By now you probably know that The Hunger Games is like a reality show in which Katniss, Peeta, and the other players are made to follow a script. In this movie, President Coin wants Katniss to be the face of the rebellion in her “propos” (propaganda films) – maybe like the casting director who wanted Jennifer Lawrence to be the face of this franchise? Katniss’s attempt to emote in front of the camera is dismal, so she is sent to District 12, film crew in tow, to see for the first time the charred remains of her home. “Tell us what you can see,” says camera-wielding Cressida (Natalie Dormer), eager to capture raw emotion, echoing TV reporters who ask everyone from a bystander to a trauma victim, “Aapko kaisa lag raha hai?”

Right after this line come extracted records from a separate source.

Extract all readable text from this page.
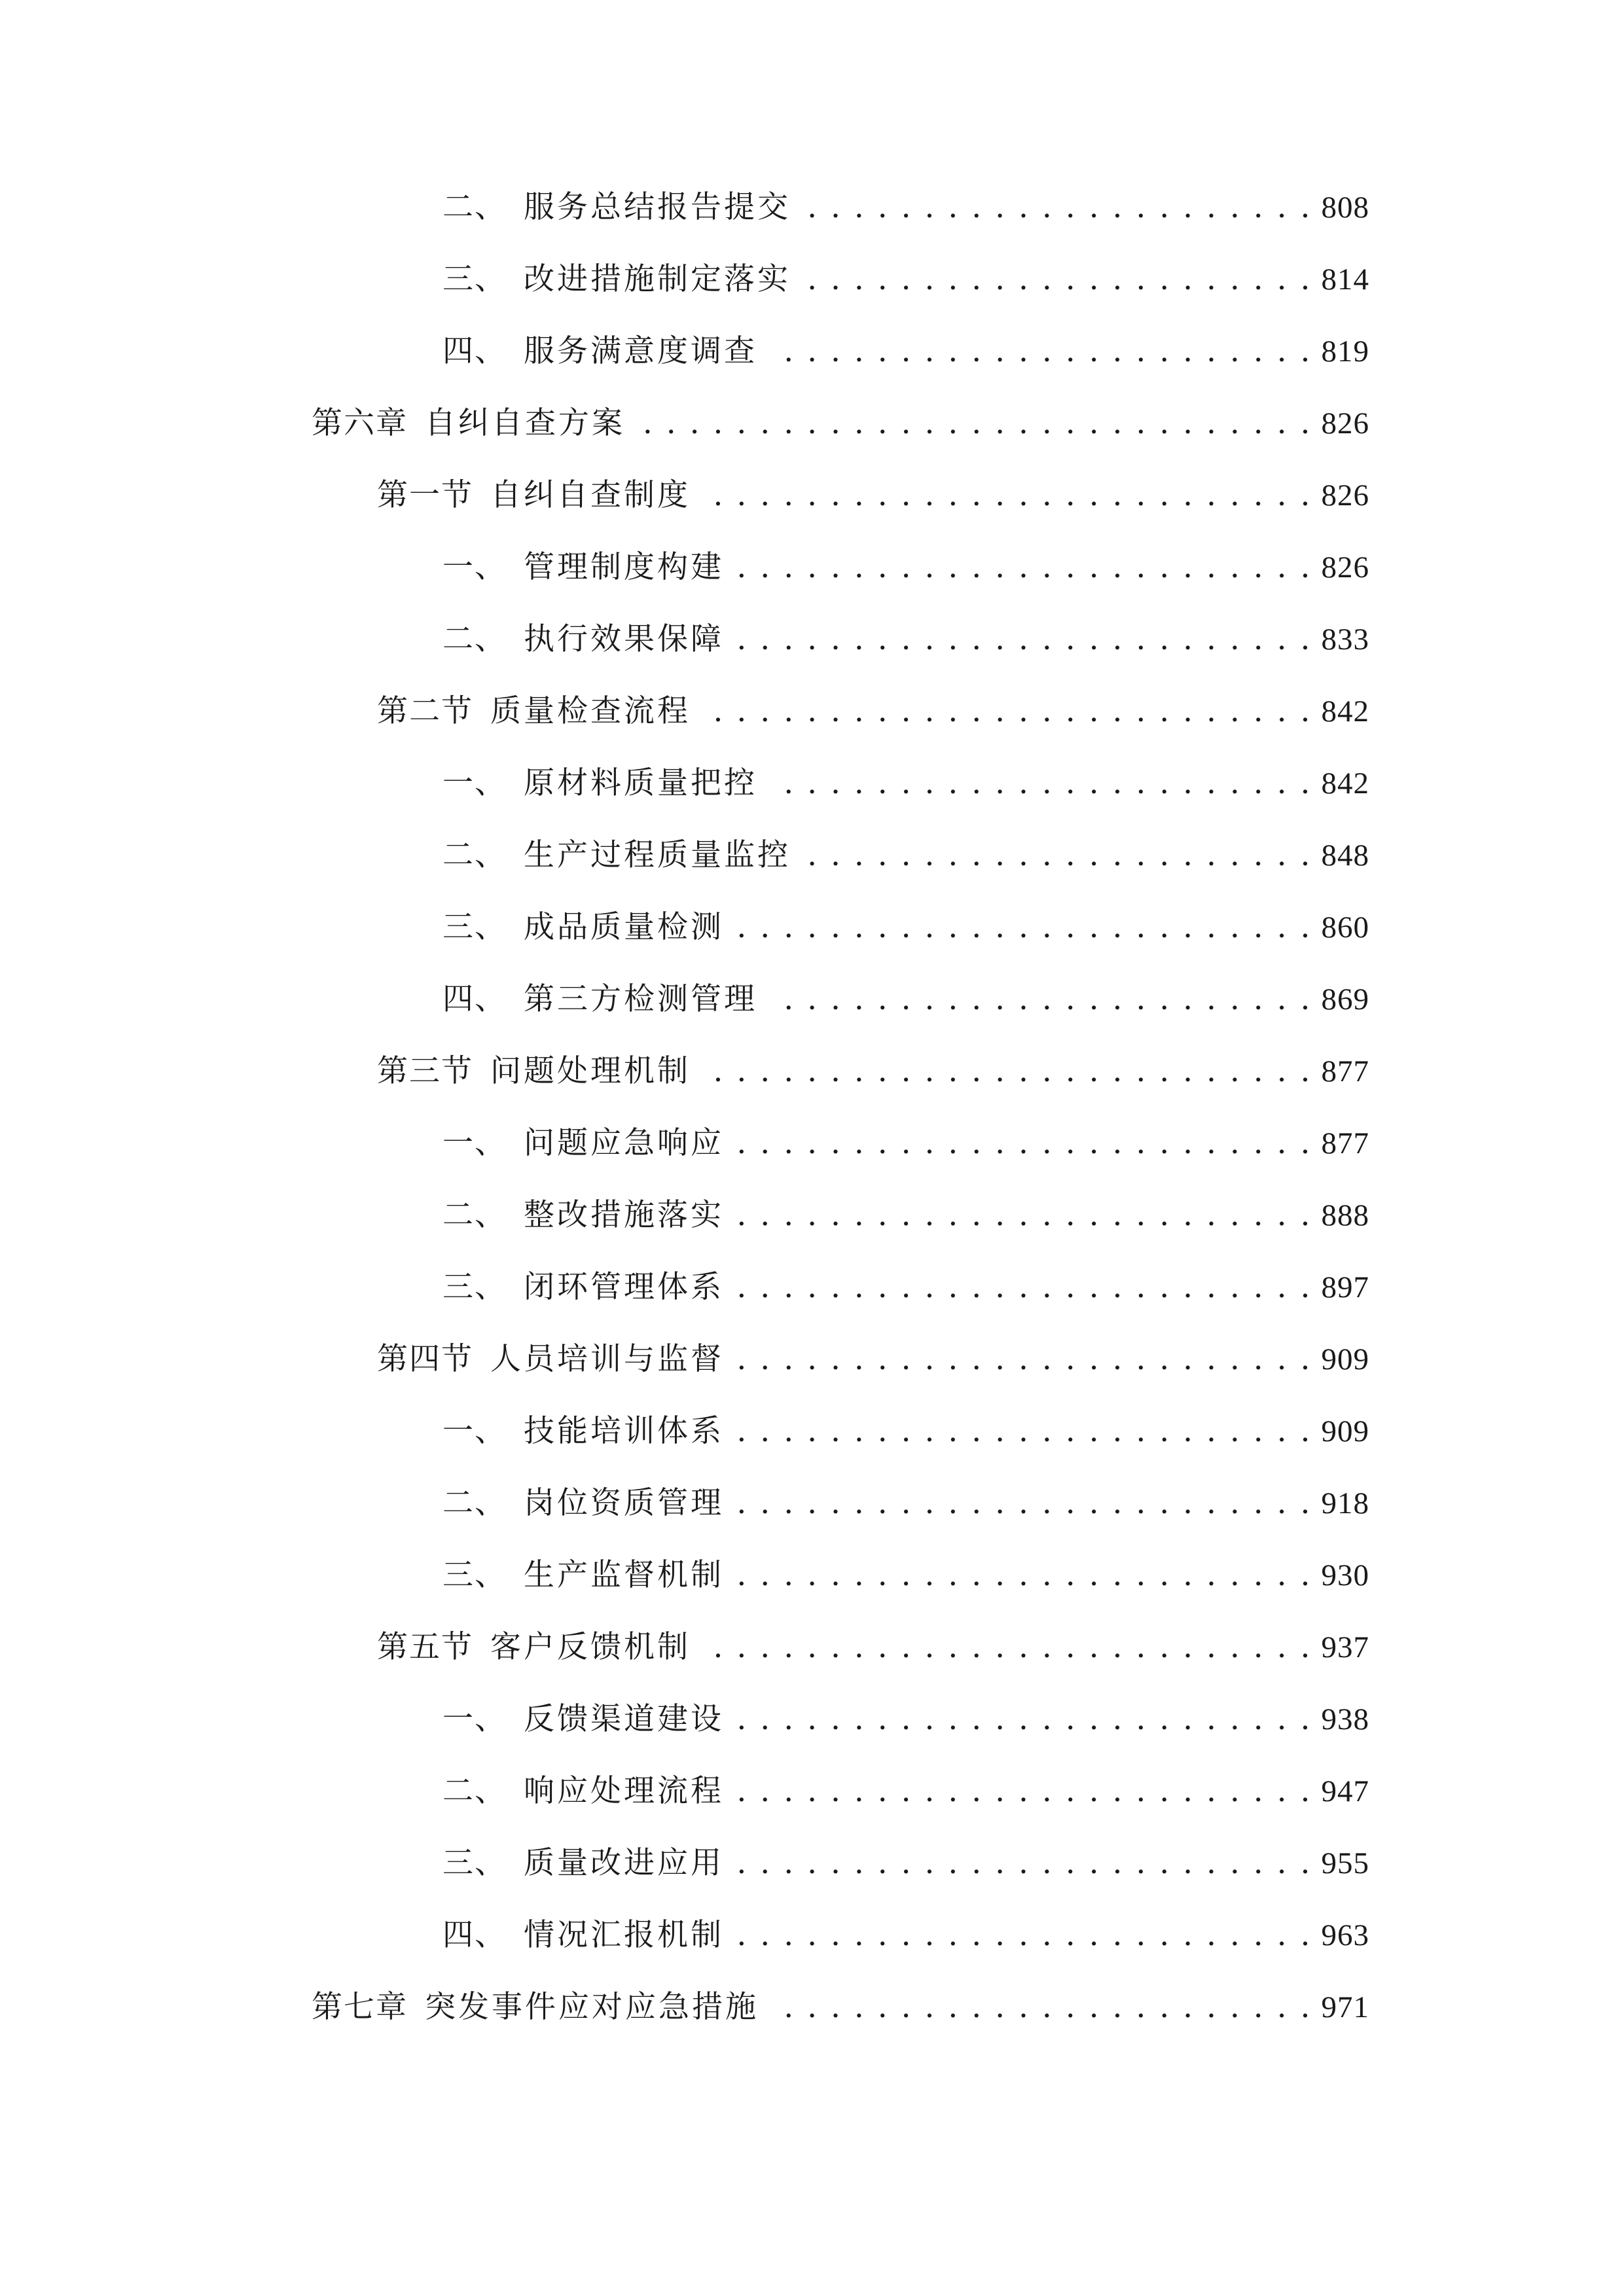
二、 服务总结报告提交 . . .	808
三、 改进措施制定落实 . . .	814
四、 服务满意度调查 . . .	819
第六章 自纠自查方案 . . .	826
第一节 自纠自查制度 . . .	826
一、 管理制度构建 . . .	826
二、 执行效果保障 . . .	833
第二节 质量检查流程 . . .	842
一、 原材料质量把控 . . .	842
二、 生产过程质量监控 . . .	848
三、 成品质量检测 . . .	860
四、 第三方检测管理 . . .	869
第三节 问题处理机制 . . .	877
一、 问题应急响应 . . .	877
二、 整改措施落实 . . .	888
三、 闭环管理体系 . . .	897
第四节 人员培训与监督 . . .	909
一、 技能培训体系 . . .	909
二、 岗位资质管理 . . .	918
三、 生产监督机制 . . .	930
第五节 客户反馈机制 . . .	937
一、 反馈渠道建设 . . .	938
二、 响应处理流程 . . .	947
三、 质量改进应用 . . .	955
四、 情况汇报机制 . . .	963
第七章 突发事件应对应急措施 . . .	971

In another scene, Katniss’s fellow warrior, Finnick (Sam Claflin), confesses he’d never believed she and Peeta were ever truly in love; that maybe it was all just an act, to make the Games exciting for the audience – just like the cinema audience are led to believe that they are indeed into each other. But no, no nude pictures of Katniss are leaked on Panem’s Internet, but that’s probably because no one seems to have smartphones. Some parts of this world just aren’t that believable after all.

The best performances in Mockingjay: Part I come from the supporting actors, perhaps because they have more interesting roles to play. Take style-conscious wig-lover Effie Trinket (Elizabeth Banks), for example, who defects from the Capitol to join the rebels and is tasked with designing Katniss’s Mockingjay costume. Visibly disgusted by the underground squalor, which is literally beneath her blue-blooded status, she delivers some of the best lines in the film.

President Coin’s trite speeches to the rebels are made bearable thanks to the presence of her speechwriter Plutarch Heavensbee (Philip Seymour Hoffman) and the manner in which he contentedly mouths the words. Part sycophant, part manipulator, and always funny, his character is even more special now than it would have been were he alive today.

Although this film is part one of two, it doesn’t feel tedious. There aren’t any endless scenes of waiting in dark, snowy places (a la Harry Potter and the Deathly Hallows – Part 1). There are no epic fight scenes or lengthy monologues, barring President Coin’s speeches. The movie ends with a scene that’s incredulously redeeming. yet leaves you feeling curiously hopeless.

If you’ve read the books, you’ll know what’s coming in part two. If you haven’t, November 2015 might seem really far away.